- Born: 1959 (age 66–67)
- Nationality: French
- Area: Cartoonist, Artist

= Gil Formosa =

French cartoonist and illustrator (born 1959)

Gil Formosa (born 1959) is a French cartoonist and an illustrator.

Formosa entered the comics world in 1977 at the age of 18, he created four short stories for Pilote magazine. He also began the heroic fantasy series Légendes du Chevalier Cargal in this magazine in 1982. The series ran until 1989. Afterwards, Formosa went to work in the advertising and animation field creating the original character design for Totally Spies!. He did several commissions for Glénat (two albums of Tex Avery), Marvel Comics (a Conan cover) and Semic Comics (several covers and illustrations)

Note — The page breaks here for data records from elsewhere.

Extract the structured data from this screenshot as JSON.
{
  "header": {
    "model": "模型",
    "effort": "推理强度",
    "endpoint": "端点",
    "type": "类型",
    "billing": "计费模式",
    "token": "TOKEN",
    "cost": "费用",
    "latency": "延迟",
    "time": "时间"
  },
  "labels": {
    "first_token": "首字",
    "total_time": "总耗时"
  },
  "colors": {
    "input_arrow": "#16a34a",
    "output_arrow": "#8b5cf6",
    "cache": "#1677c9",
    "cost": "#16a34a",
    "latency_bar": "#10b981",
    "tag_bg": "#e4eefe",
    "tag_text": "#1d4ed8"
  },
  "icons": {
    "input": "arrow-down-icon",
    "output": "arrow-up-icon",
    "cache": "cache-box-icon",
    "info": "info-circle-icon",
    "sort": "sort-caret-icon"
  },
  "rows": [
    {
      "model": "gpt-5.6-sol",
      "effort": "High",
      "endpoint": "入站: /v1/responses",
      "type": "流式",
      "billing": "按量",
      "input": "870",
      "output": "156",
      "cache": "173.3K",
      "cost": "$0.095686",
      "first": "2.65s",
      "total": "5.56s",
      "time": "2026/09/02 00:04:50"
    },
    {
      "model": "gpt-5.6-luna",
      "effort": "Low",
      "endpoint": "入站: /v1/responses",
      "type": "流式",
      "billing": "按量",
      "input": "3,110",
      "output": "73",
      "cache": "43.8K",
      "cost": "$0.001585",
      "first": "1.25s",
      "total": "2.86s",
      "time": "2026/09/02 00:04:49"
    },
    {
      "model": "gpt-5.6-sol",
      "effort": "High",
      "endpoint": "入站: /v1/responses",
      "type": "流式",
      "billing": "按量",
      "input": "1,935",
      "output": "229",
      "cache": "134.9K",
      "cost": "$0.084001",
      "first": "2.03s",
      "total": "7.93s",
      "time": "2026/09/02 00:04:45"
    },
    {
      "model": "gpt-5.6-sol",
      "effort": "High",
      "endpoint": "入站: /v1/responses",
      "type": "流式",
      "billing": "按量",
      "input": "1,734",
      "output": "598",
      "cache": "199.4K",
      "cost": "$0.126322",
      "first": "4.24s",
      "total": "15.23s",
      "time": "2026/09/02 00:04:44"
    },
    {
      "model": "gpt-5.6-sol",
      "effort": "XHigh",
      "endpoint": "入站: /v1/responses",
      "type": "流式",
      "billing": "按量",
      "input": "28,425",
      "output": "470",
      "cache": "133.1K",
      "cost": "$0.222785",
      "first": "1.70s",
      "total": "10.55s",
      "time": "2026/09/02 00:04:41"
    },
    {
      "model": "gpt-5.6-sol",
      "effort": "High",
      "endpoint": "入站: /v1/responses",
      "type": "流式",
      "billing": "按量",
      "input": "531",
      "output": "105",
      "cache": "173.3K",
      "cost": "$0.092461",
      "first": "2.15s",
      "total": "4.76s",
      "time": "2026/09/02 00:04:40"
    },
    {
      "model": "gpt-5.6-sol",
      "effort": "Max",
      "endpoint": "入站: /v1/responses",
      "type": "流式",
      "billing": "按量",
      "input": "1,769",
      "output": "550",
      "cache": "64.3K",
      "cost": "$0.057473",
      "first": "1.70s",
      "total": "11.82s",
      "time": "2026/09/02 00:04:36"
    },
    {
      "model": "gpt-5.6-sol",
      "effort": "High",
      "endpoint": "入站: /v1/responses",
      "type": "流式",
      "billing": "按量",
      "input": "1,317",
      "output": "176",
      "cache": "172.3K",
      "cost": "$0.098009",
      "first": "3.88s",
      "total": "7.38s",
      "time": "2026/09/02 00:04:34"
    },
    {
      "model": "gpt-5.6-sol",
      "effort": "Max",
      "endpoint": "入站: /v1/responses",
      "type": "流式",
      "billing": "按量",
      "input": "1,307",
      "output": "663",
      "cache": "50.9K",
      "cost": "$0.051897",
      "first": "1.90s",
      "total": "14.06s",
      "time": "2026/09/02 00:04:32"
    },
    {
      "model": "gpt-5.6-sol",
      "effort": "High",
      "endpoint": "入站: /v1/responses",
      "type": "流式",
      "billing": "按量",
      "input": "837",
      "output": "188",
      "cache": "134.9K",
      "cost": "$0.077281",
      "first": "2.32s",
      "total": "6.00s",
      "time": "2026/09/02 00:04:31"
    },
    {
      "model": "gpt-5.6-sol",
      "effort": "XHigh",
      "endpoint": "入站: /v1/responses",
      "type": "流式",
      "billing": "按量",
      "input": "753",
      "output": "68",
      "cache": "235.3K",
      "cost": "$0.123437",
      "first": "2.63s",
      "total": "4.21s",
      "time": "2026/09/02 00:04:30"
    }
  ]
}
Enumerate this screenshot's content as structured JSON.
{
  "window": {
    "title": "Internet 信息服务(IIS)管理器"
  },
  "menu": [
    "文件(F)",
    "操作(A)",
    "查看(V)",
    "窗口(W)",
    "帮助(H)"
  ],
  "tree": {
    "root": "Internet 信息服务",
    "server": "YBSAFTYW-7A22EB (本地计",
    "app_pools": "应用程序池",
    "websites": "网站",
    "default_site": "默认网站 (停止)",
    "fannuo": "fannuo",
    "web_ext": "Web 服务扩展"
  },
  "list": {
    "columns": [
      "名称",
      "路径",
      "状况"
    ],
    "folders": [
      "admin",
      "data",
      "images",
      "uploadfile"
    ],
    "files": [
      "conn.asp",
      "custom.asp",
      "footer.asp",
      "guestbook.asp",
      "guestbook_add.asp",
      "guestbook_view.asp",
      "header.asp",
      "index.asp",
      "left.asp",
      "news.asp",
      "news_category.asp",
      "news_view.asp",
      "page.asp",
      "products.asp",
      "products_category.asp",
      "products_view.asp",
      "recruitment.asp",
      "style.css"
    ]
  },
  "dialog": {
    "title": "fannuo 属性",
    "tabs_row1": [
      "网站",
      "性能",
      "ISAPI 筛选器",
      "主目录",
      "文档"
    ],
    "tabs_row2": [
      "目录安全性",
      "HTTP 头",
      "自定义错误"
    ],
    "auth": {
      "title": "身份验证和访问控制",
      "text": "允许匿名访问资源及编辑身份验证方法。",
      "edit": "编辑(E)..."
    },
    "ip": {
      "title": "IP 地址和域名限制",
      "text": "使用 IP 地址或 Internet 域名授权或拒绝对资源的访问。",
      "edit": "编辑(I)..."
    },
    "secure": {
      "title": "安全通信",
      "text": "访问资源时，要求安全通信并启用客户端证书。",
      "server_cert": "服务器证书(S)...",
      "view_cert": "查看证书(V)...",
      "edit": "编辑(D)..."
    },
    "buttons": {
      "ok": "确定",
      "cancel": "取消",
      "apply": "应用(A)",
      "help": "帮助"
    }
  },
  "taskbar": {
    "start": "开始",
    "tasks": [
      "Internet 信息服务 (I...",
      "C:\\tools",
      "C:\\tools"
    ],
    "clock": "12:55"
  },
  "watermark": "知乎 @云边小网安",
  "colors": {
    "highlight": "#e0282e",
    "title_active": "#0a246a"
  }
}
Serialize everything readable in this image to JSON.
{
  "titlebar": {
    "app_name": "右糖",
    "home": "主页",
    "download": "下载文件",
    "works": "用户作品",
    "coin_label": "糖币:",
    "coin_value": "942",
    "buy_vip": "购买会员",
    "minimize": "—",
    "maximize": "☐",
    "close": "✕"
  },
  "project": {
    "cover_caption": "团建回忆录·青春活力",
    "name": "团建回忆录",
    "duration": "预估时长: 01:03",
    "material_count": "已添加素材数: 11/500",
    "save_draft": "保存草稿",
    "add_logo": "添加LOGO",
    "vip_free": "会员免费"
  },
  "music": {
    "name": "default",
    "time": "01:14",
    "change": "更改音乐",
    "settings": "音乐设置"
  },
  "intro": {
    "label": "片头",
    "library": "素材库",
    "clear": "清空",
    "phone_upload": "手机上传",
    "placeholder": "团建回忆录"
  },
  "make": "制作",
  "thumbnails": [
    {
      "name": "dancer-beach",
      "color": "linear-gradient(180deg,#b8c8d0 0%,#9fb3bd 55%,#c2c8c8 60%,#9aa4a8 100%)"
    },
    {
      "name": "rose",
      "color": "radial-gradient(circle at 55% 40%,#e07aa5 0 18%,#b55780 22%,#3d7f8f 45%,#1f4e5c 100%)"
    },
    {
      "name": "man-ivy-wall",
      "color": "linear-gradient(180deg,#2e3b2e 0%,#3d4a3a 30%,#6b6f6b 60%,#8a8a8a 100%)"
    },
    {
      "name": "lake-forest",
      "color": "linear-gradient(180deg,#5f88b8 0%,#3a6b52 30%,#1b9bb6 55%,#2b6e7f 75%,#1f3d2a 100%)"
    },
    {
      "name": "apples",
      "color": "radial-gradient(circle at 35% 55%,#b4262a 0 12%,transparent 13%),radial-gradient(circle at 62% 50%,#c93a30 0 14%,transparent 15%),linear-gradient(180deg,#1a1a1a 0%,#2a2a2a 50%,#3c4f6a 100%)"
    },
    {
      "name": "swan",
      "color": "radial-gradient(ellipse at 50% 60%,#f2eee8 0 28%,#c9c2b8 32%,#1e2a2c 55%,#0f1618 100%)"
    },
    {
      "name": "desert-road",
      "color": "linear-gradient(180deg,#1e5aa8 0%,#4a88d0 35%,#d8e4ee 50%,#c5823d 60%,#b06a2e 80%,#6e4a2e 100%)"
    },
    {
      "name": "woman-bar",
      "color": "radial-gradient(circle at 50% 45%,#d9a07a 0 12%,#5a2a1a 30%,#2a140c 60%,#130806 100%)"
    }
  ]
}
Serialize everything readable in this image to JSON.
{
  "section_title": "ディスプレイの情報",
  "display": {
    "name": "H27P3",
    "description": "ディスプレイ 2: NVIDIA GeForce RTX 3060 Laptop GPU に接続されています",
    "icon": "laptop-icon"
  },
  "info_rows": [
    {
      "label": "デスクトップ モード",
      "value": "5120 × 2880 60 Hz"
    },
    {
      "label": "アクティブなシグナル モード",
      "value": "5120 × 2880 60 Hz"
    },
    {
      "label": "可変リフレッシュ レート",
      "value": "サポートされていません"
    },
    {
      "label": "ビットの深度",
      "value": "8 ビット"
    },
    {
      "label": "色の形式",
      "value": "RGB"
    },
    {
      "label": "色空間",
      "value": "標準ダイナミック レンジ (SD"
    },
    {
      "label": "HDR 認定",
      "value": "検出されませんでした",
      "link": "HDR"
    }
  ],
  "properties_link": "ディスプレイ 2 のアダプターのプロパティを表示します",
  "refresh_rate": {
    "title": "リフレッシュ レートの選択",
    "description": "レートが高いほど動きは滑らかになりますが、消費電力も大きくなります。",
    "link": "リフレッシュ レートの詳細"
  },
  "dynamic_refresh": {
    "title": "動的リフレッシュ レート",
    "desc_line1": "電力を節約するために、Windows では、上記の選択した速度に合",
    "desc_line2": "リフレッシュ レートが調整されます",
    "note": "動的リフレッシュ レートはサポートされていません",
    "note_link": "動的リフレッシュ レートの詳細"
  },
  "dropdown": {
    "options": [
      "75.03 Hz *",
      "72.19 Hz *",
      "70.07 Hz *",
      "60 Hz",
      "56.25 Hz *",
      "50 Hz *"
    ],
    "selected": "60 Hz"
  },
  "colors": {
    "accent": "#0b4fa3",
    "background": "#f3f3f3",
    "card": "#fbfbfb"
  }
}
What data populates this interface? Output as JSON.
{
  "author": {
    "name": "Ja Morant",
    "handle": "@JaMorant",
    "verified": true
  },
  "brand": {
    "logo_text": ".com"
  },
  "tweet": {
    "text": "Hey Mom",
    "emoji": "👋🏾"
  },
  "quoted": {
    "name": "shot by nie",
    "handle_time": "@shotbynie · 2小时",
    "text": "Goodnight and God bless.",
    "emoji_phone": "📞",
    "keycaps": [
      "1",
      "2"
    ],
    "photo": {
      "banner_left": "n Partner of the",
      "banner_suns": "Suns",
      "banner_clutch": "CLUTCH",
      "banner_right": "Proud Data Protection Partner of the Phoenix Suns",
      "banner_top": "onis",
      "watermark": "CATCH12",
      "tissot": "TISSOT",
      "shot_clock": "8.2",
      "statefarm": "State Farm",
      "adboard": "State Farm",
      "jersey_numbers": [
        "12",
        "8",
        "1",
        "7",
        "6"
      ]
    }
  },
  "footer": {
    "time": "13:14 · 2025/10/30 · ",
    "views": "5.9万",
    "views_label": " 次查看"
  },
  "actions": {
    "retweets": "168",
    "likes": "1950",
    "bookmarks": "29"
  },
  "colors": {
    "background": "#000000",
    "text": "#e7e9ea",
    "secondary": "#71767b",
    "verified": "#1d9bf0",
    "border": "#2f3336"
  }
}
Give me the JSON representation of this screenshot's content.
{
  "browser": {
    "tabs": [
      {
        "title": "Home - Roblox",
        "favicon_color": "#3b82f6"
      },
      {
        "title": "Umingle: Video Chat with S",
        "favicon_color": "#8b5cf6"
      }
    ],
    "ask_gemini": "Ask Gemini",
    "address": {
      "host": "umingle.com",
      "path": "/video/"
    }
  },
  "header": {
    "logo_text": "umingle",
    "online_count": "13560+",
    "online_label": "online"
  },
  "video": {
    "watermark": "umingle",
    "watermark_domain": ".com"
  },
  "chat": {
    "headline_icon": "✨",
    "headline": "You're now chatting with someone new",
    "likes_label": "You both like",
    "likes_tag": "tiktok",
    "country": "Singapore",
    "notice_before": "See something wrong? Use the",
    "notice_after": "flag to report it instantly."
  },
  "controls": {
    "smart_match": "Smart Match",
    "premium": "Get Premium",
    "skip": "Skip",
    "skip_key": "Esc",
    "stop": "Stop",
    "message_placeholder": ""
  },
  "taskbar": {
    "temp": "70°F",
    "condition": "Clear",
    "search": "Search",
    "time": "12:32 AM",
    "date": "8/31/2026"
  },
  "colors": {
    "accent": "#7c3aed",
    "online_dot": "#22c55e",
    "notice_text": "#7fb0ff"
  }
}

Gil Formosa produced painted covers for a variety of French science fiction, comic book and game American publishers. Formosa became one of France's leading commercial illustrators, with credits including film posters (Lady Hawke) and major advertising campaigns. More recently, Formosa returned to comics, illustrating three Steampunk graphic novels featuring the character of Robur created by Jules Verne: With writer Jean-Marc Lofficier, he began the Robur series at Albin Michel in 2003. With writer Corbeyran, he began the "Double Gauche" series at Dargaud in 2006.